Code and ecosystem modernization
Minimum requirement: Python 3.12
Migration to Transformers v5
Support for installable policy plugins: you can package policies as pip packages and use them without touching the core
Install a policy plugin example:
pip install lerobot_policy_mypolicy
# then
--policy.type=mypolicy
Other improvements: updated PyTorch bounds for Blackwell GPUs, remote visualization with Rerun, versioned docs, better install and CI, and refreshed visualizer and Annotation Studio.
Important: LeRobot was accepted to ICLR 2026, which validates many of the ideas and techniques appearing in this release.

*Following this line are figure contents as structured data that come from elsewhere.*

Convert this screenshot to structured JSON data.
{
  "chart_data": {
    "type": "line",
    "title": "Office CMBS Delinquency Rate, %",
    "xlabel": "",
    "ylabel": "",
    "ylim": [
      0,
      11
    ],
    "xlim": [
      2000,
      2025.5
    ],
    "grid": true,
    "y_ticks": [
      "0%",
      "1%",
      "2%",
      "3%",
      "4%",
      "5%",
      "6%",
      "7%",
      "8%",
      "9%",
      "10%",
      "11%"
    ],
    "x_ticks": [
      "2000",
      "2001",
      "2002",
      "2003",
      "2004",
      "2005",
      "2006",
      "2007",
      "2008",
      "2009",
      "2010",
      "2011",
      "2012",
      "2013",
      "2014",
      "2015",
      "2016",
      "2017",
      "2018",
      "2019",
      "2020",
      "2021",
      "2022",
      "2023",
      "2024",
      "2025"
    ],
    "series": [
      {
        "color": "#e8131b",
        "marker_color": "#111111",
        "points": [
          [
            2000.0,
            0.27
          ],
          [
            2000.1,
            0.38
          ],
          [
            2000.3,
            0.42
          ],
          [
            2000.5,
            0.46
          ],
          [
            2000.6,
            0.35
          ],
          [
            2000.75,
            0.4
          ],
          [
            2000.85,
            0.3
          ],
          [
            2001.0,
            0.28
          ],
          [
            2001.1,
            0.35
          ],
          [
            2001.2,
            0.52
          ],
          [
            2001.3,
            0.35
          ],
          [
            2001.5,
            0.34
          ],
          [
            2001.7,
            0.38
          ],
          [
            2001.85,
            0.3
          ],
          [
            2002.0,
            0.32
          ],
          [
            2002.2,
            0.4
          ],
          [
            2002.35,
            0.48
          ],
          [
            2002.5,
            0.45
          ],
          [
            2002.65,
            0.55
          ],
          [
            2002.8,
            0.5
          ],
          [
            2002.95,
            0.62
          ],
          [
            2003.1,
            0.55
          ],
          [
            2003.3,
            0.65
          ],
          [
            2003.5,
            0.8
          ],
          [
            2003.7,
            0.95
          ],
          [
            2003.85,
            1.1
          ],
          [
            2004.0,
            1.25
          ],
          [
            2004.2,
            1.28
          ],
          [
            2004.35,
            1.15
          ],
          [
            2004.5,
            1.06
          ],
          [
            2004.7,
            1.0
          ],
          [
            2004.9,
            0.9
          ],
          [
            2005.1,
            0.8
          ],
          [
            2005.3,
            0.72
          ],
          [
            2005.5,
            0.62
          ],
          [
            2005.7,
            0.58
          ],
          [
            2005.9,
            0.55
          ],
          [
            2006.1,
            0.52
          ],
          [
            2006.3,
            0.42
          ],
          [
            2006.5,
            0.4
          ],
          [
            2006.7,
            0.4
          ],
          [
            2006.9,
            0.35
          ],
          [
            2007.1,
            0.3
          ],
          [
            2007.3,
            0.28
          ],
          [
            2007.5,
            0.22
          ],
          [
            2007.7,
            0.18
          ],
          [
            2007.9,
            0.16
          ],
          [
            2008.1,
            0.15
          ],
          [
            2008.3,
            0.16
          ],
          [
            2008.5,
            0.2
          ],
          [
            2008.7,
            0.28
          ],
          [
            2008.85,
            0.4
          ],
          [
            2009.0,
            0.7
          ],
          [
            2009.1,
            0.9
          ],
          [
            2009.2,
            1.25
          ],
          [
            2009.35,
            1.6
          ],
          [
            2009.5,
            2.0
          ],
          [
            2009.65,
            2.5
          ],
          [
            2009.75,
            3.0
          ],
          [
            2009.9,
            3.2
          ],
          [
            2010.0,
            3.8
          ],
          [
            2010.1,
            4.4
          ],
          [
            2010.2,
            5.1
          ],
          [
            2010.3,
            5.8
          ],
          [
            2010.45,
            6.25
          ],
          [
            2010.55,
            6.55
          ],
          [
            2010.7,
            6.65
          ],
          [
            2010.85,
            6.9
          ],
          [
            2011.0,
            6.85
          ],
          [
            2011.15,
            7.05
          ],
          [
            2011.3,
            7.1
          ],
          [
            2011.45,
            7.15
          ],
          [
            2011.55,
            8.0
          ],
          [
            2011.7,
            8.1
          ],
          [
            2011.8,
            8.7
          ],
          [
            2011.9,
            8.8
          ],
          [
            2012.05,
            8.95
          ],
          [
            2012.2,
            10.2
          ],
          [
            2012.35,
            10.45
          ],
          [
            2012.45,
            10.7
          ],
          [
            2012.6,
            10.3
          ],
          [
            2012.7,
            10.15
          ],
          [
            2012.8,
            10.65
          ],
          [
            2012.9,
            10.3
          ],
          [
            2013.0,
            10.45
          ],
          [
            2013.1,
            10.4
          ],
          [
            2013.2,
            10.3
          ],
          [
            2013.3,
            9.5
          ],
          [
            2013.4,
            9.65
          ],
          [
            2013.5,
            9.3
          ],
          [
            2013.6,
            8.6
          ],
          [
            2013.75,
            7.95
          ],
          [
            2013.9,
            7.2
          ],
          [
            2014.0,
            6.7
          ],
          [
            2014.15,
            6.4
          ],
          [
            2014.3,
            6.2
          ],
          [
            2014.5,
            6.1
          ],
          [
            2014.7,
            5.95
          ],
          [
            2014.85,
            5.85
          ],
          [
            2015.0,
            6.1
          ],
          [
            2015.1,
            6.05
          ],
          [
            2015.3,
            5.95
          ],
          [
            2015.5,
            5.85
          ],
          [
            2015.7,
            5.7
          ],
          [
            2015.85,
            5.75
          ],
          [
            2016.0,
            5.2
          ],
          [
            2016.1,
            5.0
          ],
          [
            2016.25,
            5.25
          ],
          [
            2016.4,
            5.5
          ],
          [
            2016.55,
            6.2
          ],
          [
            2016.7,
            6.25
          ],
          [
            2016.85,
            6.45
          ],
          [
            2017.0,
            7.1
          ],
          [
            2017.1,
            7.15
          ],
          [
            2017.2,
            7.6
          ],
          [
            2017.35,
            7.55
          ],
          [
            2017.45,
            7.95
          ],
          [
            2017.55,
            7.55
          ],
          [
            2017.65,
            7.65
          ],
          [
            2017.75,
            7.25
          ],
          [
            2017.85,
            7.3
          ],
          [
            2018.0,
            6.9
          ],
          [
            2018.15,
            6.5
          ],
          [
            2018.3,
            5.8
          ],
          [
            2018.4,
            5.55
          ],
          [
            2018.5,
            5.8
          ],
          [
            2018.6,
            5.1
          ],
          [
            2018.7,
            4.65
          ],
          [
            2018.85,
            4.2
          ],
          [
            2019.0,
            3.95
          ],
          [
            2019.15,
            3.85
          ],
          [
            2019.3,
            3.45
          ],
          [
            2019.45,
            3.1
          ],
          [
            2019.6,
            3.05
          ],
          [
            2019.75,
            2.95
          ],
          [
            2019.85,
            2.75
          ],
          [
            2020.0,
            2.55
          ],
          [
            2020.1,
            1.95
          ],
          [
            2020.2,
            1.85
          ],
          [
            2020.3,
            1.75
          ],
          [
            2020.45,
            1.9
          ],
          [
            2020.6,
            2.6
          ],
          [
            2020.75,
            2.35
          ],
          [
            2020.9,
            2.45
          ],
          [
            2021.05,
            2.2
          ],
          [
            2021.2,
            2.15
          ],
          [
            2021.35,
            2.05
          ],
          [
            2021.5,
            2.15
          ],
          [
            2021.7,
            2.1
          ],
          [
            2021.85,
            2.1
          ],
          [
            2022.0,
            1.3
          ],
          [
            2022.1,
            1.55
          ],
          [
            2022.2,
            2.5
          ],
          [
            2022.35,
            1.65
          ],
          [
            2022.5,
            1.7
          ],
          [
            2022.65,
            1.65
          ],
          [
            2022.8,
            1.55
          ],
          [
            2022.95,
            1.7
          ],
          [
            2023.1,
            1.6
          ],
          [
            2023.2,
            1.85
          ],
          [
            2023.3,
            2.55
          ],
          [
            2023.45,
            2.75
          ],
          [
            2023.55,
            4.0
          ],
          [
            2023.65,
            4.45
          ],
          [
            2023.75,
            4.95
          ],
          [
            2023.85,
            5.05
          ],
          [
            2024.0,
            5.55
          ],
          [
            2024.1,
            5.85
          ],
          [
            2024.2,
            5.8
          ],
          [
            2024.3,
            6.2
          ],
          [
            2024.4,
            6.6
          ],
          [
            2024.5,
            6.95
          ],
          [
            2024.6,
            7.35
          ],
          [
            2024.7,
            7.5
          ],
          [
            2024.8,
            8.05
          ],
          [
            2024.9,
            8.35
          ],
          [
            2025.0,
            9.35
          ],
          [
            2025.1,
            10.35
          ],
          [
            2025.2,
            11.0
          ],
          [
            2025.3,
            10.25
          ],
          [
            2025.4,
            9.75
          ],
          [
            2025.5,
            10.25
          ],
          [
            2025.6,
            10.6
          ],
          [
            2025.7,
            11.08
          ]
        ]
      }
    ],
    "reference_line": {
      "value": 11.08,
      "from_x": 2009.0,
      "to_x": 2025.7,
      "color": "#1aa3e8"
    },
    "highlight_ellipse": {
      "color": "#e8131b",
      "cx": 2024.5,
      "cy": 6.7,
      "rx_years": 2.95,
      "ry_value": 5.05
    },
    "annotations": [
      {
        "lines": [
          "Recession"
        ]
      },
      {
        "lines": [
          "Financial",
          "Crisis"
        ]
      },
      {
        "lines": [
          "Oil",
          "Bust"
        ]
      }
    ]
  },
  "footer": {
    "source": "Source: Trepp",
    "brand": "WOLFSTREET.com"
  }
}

Quick start (useful commands)
Install Wall-X:
pip install lerobot[wall_x]
Install X-VLA:
pip install lerobot[xvla]
Train with PEFT (LoRA) without changing the pipeline:
Practical reflection for researchers and product teams
If you work on robot control or VLA research, v0.5.0 gives you tools to experiment faster and with more varied hardware. Want to try sim2real transfer? EnvHub and the IsaacLab-Arena integration help you scale simulation. Worried about inference latency? RTC and Pi0-FAST's autoregressive option give you levers to explore.
For product teams, CAN controller compatibility and G1 teleoperation mean industrial requirements or humanoid prototypes are more accessible now from a single codebase.